Access For The Masses
A new hybrid PC promises just that.

A year ago, chip-maker AMD forged a consortium of five technology multinationals and several telcos from India, China, Mexico, Russia and Brazil (the BRIC in the report of the same name plus Mexico) to work on a project, titled rather evocatively, EMMA. The goal was to design an Emerging Markets MAchine (EMMA, see?) that could cater to the "bottom of the pyramid", a term popularised by management guru C.K. Prahalad whose latest book (and long-term obsession) revolves around making money by selling to the masses, and one that Ajay Marathe, President, AMD India, borrows to explain the product and the concept.

The product in question was launched in India last week; it goes by the name Personal Internet Communicator (PIC), and is essentially a compact box with a keyboard and mouse (the monitor costs extra) and runs on an OS from Microsoft (ram and optional monitor from Samsung, hard disk from Seagate, applications from a us-based start-up). AMD India has bundled all this in a 10-gb hard disk, 128-mb ram product that it sells to telco Tata Indicom (for between $185 and $249, Rs 8,510 and Rs 11,454).

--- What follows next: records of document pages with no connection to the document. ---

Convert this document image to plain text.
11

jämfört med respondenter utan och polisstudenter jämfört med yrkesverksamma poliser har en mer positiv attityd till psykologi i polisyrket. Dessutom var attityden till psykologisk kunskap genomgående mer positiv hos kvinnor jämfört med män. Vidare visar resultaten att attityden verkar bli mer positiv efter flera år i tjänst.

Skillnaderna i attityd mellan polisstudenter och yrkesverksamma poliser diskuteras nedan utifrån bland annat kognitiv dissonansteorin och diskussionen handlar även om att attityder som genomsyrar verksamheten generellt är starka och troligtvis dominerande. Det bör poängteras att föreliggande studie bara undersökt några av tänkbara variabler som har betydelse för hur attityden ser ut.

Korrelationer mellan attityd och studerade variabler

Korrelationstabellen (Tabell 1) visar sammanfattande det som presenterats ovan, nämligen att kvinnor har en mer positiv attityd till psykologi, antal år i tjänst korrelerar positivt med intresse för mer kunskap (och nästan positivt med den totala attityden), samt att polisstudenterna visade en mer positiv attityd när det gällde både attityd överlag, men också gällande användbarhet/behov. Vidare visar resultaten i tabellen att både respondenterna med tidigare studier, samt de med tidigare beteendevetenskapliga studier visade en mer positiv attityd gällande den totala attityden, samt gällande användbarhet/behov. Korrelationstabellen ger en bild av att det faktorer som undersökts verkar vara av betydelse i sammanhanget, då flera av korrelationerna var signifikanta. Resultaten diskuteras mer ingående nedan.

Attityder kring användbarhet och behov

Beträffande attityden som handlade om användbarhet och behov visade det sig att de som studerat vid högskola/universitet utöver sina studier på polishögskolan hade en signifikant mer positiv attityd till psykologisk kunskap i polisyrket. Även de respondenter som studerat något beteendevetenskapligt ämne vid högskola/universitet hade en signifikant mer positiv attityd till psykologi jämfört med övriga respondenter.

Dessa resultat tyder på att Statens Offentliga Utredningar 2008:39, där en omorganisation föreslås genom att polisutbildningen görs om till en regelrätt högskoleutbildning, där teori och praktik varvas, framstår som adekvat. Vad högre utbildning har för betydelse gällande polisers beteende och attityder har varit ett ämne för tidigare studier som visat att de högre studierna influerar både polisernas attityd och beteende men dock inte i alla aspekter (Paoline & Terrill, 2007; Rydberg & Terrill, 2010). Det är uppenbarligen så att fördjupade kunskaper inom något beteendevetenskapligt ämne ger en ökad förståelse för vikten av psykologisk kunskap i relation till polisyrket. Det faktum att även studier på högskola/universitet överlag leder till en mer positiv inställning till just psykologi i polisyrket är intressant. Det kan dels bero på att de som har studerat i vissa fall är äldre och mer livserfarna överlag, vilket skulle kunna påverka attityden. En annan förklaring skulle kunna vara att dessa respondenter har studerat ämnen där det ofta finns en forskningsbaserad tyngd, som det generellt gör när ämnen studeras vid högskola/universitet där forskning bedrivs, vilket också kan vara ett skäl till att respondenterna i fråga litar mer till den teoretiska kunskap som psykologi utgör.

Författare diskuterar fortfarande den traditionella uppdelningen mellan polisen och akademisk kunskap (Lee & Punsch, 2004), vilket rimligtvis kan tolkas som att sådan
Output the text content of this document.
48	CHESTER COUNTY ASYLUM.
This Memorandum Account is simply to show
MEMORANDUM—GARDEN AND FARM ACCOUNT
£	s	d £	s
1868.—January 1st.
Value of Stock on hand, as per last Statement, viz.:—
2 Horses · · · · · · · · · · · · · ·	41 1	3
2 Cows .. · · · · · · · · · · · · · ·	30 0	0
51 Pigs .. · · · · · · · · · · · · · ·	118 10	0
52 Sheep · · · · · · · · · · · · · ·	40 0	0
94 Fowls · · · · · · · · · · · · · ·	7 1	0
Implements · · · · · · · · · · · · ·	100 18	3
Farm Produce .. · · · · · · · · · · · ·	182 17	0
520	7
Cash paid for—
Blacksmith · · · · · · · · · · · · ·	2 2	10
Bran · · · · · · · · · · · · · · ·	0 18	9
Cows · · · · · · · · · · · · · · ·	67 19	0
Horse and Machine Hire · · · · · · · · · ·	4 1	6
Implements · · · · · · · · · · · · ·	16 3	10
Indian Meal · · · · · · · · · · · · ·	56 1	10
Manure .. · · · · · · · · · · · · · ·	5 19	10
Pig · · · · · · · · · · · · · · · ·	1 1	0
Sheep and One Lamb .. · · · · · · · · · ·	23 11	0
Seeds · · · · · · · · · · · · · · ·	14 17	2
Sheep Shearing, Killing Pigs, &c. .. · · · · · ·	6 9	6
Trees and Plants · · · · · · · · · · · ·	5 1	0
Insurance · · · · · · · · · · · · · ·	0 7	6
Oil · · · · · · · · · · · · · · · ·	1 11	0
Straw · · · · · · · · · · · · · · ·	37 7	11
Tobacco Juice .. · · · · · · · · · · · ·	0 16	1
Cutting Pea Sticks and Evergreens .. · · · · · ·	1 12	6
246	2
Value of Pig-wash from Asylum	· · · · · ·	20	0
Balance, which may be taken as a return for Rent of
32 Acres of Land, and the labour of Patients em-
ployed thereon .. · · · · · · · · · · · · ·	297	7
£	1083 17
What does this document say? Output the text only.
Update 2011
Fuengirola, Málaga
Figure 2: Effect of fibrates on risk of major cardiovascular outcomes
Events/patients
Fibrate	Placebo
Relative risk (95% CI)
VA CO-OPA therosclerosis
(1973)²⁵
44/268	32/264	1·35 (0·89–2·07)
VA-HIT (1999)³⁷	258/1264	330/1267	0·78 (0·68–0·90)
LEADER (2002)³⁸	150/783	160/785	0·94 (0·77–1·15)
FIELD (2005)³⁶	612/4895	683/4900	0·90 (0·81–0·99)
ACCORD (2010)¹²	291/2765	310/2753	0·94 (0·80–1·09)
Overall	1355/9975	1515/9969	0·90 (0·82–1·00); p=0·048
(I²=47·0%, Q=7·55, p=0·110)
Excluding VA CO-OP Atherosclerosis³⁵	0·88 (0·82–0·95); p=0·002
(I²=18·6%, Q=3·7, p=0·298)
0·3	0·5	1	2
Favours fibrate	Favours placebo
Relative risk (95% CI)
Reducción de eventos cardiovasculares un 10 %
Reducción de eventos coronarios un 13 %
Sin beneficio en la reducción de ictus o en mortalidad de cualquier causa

The telco then sells the box to the retail consumer, bundled with a Tata Indicom phone and a broadband connection in a financed deal where the down payment, according to Sashi Kalathil, Head, Broadband Business, VSNL, will not exceed Rs 2,500.

AMD, says Marathe, plans to manufacture PIC in India in association with contract manufacturer Solectron (its Indian arm is called Solectron Centum). "We want to promote manufacturing and add manufacturing jobs here," he says, adding that all this is part of the company's vision, branded 50/15, of increasing connectivity to 50 per cent of the world's population by 2015. Well, if PIC clicks, it should also help the company break Intel's hegemony over the Indian market.